The north east coast is one of these regions. This area is where the Brazilian middle classes like to take their vacations. Life here is relaxed and largely untroubled by the cares of the modern world. Heavy industrialization hasn’t come to this district and the way of life has stayed much the same for decades.
This part of Brazil offers some of the best value beach real estate you can find anywhere in the world. The government is working to attract foreign investment and has made an enticing visa program. If you are 60 years or older and have a monthly income of over US$2,000 you qualify for residency. Some of the benefits of this include access to public health care and the right to work.
Dominican Republic
The Dominican Republic has been working hard to attract tourists and expats to boost the economy. Money has been spent on the country’s infrastructure, from airports to new roads, hotels and healthcare.
This was having a positive effect on real estate prices.
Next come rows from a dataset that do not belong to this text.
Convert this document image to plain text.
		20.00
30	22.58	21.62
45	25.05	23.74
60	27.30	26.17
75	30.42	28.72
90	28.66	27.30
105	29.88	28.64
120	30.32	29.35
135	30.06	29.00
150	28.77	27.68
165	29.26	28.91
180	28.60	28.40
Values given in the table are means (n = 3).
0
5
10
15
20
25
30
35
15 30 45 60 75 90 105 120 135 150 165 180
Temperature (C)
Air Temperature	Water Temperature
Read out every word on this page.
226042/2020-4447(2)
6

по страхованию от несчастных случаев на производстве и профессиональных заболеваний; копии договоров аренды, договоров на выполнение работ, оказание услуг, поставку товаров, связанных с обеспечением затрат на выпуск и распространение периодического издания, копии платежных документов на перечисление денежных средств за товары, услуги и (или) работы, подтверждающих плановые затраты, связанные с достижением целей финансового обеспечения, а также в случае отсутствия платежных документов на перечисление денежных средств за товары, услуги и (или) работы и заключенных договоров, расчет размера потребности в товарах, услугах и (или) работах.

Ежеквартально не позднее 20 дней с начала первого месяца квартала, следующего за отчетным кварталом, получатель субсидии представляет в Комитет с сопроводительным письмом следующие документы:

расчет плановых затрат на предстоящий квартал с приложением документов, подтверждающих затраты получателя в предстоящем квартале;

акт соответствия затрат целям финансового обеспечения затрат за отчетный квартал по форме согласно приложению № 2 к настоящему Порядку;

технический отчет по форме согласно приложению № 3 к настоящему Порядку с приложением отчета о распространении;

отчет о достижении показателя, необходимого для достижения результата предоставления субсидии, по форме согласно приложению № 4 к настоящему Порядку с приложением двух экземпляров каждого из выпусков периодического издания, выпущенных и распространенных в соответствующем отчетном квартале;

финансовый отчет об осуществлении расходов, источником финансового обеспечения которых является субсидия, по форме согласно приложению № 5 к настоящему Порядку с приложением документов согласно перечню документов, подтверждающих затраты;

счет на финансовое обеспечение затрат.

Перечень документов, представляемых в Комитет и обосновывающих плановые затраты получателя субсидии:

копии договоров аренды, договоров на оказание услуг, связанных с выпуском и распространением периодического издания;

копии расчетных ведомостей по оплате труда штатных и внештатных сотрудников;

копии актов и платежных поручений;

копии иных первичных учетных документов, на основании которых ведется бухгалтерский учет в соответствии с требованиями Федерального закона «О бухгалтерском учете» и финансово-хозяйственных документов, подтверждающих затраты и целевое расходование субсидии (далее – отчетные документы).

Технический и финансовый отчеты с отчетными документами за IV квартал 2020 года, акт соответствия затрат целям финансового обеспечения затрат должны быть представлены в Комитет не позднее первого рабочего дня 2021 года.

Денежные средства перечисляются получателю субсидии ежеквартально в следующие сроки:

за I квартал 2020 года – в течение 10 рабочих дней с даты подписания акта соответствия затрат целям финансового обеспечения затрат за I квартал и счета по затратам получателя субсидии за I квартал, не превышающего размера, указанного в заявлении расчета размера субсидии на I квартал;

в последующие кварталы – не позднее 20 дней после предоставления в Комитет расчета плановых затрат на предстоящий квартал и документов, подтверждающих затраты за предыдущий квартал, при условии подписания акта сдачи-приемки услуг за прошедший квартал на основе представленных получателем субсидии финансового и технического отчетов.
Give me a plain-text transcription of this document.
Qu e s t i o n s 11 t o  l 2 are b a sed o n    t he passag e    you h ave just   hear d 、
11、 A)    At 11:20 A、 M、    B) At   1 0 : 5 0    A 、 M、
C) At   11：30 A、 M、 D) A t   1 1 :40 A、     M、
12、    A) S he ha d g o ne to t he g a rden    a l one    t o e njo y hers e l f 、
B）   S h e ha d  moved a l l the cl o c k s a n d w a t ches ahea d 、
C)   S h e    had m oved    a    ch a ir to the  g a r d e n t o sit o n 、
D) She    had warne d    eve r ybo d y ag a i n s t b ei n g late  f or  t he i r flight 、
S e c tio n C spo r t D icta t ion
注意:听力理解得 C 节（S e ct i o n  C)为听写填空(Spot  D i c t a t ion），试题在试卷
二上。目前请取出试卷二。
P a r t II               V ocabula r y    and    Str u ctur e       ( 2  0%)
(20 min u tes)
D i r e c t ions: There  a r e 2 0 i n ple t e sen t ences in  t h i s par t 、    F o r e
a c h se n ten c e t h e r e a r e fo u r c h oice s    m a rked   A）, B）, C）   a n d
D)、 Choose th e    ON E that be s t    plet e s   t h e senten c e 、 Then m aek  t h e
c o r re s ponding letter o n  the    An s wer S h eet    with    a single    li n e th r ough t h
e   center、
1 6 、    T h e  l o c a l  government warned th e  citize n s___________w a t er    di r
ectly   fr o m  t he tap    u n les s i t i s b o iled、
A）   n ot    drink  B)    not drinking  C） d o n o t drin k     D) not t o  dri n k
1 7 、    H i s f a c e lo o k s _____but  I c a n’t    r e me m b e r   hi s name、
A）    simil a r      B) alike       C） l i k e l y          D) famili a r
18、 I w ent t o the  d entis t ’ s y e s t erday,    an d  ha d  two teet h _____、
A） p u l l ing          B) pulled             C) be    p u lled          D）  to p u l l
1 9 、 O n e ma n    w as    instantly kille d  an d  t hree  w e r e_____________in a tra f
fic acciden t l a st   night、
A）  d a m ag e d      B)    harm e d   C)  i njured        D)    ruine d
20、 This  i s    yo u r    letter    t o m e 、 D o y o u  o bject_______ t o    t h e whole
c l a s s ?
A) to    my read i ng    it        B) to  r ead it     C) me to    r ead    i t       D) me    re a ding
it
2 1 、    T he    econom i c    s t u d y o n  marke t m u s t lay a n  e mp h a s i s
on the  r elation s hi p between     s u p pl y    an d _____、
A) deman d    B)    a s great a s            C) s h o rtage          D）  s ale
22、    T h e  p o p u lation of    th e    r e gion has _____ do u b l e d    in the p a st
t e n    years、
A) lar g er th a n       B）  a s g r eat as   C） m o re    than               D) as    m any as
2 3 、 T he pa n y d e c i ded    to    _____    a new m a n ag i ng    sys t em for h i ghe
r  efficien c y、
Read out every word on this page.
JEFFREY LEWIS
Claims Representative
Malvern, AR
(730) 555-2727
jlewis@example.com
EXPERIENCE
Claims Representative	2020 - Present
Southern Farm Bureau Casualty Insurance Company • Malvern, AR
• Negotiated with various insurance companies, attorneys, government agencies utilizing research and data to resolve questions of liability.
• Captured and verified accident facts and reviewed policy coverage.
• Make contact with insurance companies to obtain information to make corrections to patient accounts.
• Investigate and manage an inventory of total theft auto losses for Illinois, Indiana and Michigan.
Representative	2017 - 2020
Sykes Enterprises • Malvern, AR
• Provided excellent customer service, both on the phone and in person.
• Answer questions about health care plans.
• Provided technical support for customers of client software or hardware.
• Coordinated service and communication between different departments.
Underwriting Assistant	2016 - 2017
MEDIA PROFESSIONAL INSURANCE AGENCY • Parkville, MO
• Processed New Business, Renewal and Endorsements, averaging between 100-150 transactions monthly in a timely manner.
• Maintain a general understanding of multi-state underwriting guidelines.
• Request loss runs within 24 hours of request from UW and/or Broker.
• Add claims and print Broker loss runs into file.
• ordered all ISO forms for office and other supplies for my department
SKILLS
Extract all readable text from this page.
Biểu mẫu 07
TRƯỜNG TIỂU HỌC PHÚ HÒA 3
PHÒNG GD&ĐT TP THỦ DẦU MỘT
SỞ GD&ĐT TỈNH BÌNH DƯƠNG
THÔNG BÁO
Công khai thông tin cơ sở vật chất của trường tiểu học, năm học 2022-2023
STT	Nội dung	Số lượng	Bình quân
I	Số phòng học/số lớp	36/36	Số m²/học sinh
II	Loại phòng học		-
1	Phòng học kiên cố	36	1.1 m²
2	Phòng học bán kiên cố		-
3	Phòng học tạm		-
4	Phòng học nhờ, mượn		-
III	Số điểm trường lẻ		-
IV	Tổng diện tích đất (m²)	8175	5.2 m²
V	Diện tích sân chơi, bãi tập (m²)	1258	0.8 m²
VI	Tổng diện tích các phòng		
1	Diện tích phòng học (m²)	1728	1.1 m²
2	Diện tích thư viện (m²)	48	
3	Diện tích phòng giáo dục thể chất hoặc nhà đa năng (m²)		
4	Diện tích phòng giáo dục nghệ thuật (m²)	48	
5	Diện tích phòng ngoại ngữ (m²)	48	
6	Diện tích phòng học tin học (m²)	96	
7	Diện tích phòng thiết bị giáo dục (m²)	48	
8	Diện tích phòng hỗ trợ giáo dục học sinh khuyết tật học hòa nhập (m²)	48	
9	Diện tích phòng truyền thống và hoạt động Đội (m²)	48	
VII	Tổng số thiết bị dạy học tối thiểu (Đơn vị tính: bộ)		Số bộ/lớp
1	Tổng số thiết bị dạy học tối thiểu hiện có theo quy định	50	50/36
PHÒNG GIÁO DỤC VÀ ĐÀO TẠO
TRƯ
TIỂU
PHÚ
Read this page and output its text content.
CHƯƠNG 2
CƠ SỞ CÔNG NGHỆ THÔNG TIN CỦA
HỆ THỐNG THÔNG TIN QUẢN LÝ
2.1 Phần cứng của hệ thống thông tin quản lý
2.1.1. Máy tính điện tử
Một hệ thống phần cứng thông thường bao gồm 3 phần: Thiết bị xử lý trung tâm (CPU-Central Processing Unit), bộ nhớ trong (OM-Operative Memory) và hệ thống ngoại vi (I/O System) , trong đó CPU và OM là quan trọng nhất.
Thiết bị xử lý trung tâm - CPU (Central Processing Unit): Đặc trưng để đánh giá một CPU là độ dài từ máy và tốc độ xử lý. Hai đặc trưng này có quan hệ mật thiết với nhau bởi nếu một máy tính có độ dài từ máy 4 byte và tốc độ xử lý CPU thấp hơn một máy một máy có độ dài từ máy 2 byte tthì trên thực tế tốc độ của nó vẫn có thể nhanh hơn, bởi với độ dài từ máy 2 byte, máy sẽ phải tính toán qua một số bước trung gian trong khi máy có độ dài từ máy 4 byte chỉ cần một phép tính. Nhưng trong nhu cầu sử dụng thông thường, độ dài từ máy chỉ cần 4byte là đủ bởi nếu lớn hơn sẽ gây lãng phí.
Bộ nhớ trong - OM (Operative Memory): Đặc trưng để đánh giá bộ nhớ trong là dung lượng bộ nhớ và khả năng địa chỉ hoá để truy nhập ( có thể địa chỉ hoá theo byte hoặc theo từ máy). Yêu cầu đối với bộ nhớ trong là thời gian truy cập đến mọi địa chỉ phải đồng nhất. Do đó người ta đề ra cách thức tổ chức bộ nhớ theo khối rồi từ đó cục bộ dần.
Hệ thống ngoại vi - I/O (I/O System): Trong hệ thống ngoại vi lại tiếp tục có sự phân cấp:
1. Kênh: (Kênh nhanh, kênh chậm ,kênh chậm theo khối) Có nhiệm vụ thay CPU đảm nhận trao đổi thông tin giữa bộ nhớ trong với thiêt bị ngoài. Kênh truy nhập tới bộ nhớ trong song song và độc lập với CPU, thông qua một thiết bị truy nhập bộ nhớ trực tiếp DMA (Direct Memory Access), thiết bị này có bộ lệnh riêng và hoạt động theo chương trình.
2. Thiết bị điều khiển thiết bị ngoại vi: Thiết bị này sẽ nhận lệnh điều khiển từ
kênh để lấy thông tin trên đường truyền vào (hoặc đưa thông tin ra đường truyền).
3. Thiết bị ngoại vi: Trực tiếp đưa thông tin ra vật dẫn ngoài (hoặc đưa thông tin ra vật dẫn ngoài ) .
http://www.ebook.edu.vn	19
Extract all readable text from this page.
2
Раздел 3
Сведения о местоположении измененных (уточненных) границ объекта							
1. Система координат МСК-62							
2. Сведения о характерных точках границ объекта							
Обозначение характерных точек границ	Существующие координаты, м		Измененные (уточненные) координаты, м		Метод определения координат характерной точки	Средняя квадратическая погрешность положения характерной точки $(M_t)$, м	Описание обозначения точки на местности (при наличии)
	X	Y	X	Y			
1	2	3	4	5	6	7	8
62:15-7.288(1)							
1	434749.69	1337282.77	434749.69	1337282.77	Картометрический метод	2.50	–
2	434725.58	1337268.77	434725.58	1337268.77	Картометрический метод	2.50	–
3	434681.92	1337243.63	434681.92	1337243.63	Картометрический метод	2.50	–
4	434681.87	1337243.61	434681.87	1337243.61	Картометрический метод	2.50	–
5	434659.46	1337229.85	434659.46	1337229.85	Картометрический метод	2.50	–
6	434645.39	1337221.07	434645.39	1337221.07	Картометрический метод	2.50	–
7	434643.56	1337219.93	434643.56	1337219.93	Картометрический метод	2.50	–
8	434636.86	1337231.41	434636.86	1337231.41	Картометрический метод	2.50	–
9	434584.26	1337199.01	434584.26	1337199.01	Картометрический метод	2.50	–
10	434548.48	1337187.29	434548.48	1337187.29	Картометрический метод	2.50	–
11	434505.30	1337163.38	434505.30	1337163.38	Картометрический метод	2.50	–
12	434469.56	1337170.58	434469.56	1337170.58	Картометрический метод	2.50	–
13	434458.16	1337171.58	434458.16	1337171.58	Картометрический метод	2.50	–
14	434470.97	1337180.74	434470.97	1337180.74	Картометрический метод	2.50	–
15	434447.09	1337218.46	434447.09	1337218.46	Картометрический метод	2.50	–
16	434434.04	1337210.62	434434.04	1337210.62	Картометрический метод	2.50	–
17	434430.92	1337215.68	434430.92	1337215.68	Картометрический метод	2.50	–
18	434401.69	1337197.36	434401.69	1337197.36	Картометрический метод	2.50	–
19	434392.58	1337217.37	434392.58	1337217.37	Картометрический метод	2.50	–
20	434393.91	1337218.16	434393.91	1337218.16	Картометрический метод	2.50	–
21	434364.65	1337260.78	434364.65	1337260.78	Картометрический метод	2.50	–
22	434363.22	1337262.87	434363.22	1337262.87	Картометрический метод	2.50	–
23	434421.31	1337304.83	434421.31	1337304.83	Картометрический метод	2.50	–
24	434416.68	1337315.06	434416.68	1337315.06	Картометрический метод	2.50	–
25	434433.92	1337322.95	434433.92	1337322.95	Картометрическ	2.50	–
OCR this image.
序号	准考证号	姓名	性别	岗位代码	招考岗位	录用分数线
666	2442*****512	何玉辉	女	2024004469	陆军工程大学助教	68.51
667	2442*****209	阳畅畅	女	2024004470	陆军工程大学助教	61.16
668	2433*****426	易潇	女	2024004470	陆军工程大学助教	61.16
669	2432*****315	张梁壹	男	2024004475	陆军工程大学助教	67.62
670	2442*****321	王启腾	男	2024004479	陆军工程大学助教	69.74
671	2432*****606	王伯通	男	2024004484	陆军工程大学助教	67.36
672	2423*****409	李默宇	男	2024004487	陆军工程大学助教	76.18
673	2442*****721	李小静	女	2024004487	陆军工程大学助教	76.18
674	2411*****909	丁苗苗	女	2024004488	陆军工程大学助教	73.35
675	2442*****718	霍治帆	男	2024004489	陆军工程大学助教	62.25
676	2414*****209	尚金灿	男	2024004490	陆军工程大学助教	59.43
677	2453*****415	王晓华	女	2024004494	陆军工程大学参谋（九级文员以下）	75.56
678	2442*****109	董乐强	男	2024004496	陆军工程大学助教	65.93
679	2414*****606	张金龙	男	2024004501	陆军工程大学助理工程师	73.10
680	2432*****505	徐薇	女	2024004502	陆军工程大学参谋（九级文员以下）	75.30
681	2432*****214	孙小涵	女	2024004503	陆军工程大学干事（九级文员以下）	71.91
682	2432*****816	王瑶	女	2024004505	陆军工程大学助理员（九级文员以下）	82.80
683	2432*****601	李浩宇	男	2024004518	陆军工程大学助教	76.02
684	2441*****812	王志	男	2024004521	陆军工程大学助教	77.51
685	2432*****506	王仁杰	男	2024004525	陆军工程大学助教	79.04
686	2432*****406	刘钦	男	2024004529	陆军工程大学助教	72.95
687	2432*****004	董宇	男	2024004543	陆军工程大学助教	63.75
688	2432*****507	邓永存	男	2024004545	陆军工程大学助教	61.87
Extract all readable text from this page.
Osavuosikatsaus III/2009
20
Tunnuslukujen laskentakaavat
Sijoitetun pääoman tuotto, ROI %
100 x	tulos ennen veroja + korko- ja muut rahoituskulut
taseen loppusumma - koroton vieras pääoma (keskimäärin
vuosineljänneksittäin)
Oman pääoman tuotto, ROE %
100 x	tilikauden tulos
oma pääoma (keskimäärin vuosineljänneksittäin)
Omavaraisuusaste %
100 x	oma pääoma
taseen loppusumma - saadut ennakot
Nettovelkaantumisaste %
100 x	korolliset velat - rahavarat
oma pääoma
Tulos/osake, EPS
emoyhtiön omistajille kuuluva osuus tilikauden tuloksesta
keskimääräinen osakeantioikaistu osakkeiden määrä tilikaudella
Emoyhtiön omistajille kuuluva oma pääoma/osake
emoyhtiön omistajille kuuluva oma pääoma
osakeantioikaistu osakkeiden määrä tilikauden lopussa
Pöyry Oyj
The Airbnb market was strong and so was the market for expat homes and condos. People buying for the Airbnb profits were pushing up prices everywhere.
The Coronavirus is likely to cause prices in the Dominican Republic to drop significantly. Tourists will be forced to stay away. Many of the landlords who were using rental income to pay the mortgage will have to sell. If you want to buy real estate on the Caribbean then the Dominican Republic could be about to go on sale.
The Dominican Republic has some of the best beaches in the world. The Caribbean is warm throughout the year. The dry season is from December to April making it perfect for snowbirds looking to escape the worst of the winter weather.